Treating the Patient, Not Just the Disease: the Pain and Palliative Care Service at the NIH Clinical Center is the "Quality of Life" Team
EPISODE #17
Uploaded: May 13, 2009
Running Time: 3:40
SCHMALFELDT: From the National Institutes of Health in Bethesda, Maryland, this is CLINICAL CENTER RADIO.
It’s one thing to cure a disease. It’s quite another thing to heal an entire human being --
BERGER: When you think of illness of any type, one can cure an illness – sometimes. A lot of times, we can’t. If one can cure, or even if one can’t cure, one can always help somebody heal. And that’s essentially what we do in palliative care.
SCHMALFELDT: That was Dr. Ann Berger, chief of the Pain and Palliative Care Service at the NIH Clinical Center. Their mission?
BERGER: We take care of the physical, psychological, social and spiritual dimensions of care. I like to say we’re the “quality of life” team. We recommend to have medicine given sometimes, for whatever the problem is. But many times we actually use the integrative complementary modalities which help the “suffering” piece, the “psychosocial-spiritual” piece.
SCHMALFELDT: Pain and Palliative Care is medical care that provides relief from suffering and support for the best possible quality of life for patients and their families facing advanced chronic illness. Palliative care improves quality of life, by focusing on the physical, psychosocial, spiritual aspects of care. Both pharmacologic and non-pharmacologic modalities are used including mind-body modalities, energy medicine, acupuncture, pet therapy, music therapy, art therapy and massage. It was officially recognized as a medical specialty in 2008. Dr. Berger instituted the Clinical Center’s Service in August of 2000. She believes there will be a time when pain and palliative care becomes part of the curriculum for medical students.
BERGER: Well, yeah. Absolutely. As we’ve become a medical field, as we’ve become a real specialty, there’s more and more need for all physicians to learn more about this. And so, do I think that it will be put more into the medical curriculum? Yes. That’s part of the benefits of becoming a medical field.

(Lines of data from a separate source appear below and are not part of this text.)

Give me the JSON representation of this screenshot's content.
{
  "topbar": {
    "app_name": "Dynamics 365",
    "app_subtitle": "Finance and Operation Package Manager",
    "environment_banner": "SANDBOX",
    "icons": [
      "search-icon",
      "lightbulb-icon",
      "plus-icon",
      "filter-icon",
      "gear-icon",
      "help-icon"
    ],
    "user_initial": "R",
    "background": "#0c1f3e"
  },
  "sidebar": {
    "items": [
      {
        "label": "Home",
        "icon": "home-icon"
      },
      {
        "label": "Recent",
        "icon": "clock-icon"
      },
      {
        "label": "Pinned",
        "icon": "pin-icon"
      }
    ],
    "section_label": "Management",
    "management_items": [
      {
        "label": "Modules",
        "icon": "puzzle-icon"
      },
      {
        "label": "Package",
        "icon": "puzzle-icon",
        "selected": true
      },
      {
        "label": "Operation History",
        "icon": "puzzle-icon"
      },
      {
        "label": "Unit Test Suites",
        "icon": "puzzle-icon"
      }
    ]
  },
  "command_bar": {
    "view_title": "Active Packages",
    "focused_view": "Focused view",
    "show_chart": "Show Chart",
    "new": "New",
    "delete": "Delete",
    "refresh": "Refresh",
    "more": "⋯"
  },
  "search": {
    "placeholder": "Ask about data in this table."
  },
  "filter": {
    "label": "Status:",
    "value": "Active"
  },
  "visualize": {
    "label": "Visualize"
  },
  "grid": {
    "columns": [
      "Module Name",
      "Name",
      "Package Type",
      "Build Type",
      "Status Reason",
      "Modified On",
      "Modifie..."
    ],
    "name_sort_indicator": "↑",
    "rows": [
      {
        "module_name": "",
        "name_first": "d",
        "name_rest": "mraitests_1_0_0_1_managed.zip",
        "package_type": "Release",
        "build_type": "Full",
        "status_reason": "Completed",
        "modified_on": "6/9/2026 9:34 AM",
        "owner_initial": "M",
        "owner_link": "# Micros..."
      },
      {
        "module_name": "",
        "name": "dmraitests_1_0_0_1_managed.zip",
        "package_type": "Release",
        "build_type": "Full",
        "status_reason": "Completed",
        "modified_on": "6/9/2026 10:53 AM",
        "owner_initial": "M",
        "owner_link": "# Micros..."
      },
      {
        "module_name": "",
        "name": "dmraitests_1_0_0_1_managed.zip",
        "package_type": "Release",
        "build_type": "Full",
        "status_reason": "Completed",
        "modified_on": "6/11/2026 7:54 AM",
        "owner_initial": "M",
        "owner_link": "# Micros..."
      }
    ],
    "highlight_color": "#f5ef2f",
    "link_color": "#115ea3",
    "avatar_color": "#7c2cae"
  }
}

SCHMALFELDT: For now, however, medical students with an interest in pain and palliative care services can seek to enroll in a Clinical/Research Electives Program on the subject at the Clinical Center. There are four and eight week courses in the fall, winter and spring. Students will observe clinical consults of patient subjects referred to the Pain and Palliative Care Service, prepare informal case or journal club presentations, and learn about research in pain and palliative care. In other words, they will learn about treating the entire patient – not just the disease.
BERGER: You know, if you think about it, other medical services are kind of looking at the illness itself. We’re concentrated on the quality of life. And you need both when you’re taking care of people with any chronic, life-threatening illness.
SCHMALFELDT: For more information about the Pain and Palliative Care Service and other updates from NIH Clinical Center, including news about the medical research going on here every day, log on to http://clinicalcenter.nih.gov. From America’s Clinical Research Hospital, this has been CLINICAL CENTER RADIO. In Bethesda, Maryland, I’m Bill Schmalfeldt at the National Institutes of Health, an agency of the United States Department of Health and Human Services.